The outcomes of the needs assessment were used to develop a Recovery and Resilience Framework, whose guiding principles will enable the Federal Government of Somalia and the country’s Federal Member States to devise medium- and long-term solutions to the root causes of Somalia’s vulnerability to drought.
“We want to work together as humanitarians with development partners so that as we respond to immediate humanitarian needs, we are implementing long-term solutions to build resilience,” said UN Under Secretary-General for Humanitarian Affairs and Emergency Relief Coordinator Mark Lowcock.
Mr. Lowcock expressed concern that humanitarian needs in Somalia may persist in the face of the country’s prolonged drought and armed conflict, which have caused the internal displacement of over two million people.
He also underscored the resolve of international partners to collaborate with the Somali government’s strategy to foster sustainable recovery and reduce the causes of the country’s vulnerability to drought.
“We want to work behind the framework set by the government to agree to measurable results to achieve between now and 2022,” he stated.
UN Under Secretary-General and Administrator of the United Nations Development Programme (UNDP), Achim Steiner, lauded the successful efforts of federal and state-level governments to avert a famine in 2017 with strong support from the international community totaling nearly $1.3 billion.
“You should therefore look back with some satisfaction, at having proven first of all the capacity of the government to lead the nation through this tough period and its capacity to bring together the international community and rapidly align resources to deal with this issue,” noted Mr.
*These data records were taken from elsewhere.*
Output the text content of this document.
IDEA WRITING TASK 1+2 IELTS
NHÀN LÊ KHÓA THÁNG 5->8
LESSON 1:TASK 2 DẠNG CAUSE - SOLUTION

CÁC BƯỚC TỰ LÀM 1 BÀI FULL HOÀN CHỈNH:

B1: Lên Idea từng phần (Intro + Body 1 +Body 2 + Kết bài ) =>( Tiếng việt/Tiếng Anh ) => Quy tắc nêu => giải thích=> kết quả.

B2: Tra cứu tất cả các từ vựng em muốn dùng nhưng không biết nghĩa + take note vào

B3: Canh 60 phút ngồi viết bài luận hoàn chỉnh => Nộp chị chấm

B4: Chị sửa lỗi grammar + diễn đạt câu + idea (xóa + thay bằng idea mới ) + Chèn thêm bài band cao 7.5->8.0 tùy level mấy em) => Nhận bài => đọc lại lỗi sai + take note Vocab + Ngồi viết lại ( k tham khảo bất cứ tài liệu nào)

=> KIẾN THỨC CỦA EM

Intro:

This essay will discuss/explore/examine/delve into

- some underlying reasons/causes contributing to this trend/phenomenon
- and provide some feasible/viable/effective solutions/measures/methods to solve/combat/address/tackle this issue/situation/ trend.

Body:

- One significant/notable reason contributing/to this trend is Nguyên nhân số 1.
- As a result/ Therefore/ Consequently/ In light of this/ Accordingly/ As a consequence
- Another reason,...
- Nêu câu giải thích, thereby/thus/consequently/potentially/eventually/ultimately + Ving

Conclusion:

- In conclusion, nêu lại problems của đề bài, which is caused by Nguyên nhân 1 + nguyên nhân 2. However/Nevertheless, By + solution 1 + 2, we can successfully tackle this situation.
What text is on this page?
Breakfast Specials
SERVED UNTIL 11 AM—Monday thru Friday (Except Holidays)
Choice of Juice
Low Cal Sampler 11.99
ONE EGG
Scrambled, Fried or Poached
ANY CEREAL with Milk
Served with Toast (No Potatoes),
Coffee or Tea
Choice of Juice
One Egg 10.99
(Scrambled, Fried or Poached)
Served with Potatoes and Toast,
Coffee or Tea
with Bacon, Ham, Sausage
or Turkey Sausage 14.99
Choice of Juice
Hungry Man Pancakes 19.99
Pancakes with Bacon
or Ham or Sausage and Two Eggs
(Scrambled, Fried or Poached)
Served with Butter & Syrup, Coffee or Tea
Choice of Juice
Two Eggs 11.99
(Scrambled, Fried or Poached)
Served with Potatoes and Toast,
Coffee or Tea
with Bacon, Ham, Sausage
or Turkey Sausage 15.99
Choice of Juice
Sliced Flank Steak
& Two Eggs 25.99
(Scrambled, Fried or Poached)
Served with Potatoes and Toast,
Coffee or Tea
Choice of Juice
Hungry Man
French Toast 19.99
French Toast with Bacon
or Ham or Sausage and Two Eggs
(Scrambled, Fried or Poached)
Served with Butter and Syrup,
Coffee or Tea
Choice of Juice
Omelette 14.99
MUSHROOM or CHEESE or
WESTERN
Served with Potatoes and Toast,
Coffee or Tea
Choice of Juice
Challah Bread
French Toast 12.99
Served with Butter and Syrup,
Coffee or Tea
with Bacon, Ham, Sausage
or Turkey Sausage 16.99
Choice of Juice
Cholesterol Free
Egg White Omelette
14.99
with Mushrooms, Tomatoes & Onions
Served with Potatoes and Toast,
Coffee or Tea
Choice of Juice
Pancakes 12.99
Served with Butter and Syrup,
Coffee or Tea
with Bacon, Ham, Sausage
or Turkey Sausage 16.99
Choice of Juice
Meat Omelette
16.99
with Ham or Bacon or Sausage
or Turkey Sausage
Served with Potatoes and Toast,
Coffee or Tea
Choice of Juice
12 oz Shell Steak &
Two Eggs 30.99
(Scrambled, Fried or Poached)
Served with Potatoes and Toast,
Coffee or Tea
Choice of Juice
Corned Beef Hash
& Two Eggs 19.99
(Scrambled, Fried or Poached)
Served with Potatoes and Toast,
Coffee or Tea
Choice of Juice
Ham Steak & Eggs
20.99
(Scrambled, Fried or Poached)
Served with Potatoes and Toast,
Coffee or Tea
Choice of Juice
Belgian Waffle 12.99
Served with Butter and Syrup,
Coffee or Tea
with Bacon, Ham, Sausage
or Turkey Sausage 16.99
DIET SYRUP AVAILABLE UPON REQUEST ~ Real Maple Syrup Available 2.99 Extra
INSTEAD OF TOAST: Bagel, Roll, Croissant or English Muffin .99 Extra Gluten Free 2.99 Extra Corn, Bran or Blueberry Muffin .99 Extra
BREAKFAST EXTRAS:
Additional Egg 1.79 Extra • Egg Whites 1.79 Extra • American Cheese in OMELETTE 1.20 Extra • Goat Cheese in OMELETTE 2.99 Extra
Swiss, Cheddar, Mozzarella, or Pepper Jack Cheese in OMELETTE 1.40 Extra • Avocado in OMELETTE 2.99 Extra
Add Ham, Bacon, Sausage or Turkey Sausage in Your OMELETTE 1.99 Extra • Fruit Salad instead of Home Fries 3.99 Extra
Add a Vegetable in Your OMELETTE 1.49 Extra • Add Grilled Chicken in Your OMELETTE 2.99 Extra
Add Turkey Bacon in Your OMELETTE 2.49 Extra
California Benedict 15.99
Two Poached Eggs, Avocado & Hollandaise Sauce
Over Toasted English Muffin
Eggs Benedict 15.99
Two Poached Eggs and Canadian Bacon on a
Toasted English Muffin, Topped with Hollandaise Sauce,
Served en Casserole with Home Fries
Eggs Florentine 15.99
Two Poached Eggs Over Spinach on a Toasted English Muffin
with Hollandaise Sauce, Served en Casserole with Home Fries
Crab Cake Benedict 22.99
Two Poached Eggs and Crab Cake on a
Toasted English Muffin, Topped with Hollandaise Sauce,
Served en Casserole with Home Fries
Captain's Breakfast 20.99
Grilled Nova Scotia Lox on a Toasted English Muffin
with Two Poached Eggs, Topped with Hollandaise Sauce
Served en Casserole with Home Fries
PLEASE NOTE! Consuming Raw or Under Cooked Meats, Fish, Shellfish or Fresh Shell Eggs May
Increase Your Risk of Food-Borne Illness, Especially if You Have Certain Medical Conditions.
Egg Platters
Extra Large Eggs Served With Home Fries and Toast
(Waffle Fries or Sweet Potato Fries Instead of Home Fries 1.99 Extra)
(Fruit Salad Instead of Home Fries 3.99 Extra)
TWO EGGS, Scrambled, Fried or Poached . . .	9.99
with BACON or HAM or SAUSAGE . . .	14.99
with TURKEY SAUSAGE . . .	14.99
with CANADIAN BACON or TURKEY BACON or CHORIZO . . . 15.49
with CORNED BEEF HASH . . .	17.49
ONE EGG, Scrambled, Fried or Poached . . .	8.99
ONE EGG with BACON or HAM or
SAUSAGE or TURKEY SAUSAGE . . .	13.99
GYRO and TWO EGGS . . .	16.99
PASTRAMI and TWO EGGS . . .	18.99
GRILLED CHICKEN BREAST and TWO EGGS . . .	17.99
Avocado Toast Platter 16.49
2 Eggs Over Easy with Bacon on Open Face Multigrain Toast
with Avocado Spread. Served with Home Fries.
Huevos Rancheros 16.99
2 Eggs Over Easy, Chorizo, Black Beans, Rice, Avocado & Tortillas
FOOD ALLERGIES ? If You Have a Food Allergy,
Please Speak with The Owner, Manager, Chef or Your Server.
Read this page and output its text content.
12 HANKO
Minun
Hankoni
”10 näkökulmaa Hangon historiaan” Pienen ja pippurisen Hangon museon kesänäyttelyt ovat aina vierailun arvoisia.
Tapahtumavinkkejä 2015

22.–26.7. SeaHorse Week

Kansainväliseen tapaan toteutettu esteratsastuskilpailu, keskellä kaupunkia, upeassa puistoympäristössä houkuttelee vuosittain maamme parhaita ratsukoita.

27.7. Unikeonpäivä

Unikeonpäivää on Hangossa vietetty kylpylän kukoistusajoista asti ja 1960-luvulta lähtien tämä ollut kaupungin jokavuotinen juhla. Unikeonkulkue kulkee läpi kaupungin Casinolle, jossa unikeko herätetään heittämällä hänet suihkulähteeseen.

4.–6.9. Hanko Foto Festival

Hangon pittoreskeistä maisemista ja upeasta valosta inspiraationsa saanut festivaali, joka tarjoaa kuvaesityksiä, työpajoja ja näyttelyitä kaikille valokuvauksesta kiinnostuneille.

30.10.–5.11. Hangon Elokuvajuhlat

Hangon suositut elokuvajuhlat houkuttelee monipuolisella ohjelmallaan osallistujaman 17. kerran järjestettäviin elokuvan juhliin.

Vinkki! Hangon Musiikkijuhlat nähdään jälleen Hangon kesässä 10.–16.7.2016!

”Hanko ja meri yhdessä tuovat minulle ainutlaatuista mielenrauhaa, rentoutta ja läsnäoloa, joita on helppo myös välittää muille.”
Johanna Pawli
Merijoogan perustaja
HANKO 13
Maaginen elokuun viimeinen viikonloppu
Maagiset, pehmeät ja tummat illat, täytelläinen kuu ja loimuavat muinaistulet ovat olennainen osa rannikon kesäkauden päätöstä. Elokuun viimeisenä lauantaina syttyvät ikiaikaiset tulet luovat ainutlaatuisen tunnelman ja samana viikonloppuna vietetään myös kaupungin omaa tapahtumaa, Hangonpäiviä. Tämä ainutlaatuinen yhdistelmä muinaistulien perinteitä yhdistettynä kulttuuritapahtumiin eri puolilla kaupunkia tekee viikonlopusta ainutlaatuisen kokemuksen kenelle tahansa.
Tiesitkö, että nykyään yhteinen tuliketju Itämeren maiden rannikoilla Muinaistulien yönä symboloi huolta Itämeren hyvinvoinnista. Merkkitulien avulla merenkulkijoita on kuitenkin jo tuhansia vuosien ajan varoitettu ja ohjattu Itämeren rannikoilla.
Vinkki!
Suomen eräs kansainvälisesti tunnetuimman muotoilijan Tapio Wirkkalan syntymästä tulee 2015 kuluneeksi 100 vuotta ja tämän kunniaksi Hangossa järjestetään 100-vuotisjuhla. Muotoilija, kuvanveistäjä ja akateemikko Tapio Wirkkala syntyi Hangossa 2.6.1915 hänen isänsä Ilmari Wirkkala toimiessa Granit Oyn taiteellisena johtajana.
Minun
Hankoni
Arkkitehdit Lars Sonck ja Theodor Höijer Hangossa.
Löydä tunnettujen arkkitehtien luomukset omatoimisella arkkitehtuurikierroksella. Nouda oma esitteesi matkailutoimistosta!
Steiner, who is making his first visit to Somalia since he was named to head UNDP last year.
Prime Minister Khaire welcomed the presentation of the Recovery and Resilience Framework, which was led by the Federal Government last year in partnership with Federal Member States, the United Nations, the World Bank and the European Union.
“With a substantial number of our population impacted by the 2016/2017 drought, and with the anticipation of yet another poor rainy season in a few months, we cannot downplay the continued need for a forward-looking plan with concerted efforts from all of us,” noted the Prime Minister.
He assured Somalia’s humanitarian and development partners that the Federal Government and the Federal Member States would work tirelessly to achieve coherence among all humanitarian actors and their operations.
The UN’s top envoy for Somalia Michael Keating warned that a failure to provide tangible solutions to the country’s humanitarian crises posed a threat to the country’s fledgling stability. “The situation facing the population of this country is truly terrible, especially minority groups and people freshly displaced in cities, living on the land with no security and no certainty,” Mr. Keating said.
The Recovery and Resilience Framework is expected to guide the recovery efforts of the Somali government, partners and other relevant stakeholders. It is also designed to facilitate collective efforts to implement the recommendations of the Drought Impact Needs Assessment on achieving the long-term goal of resilient development.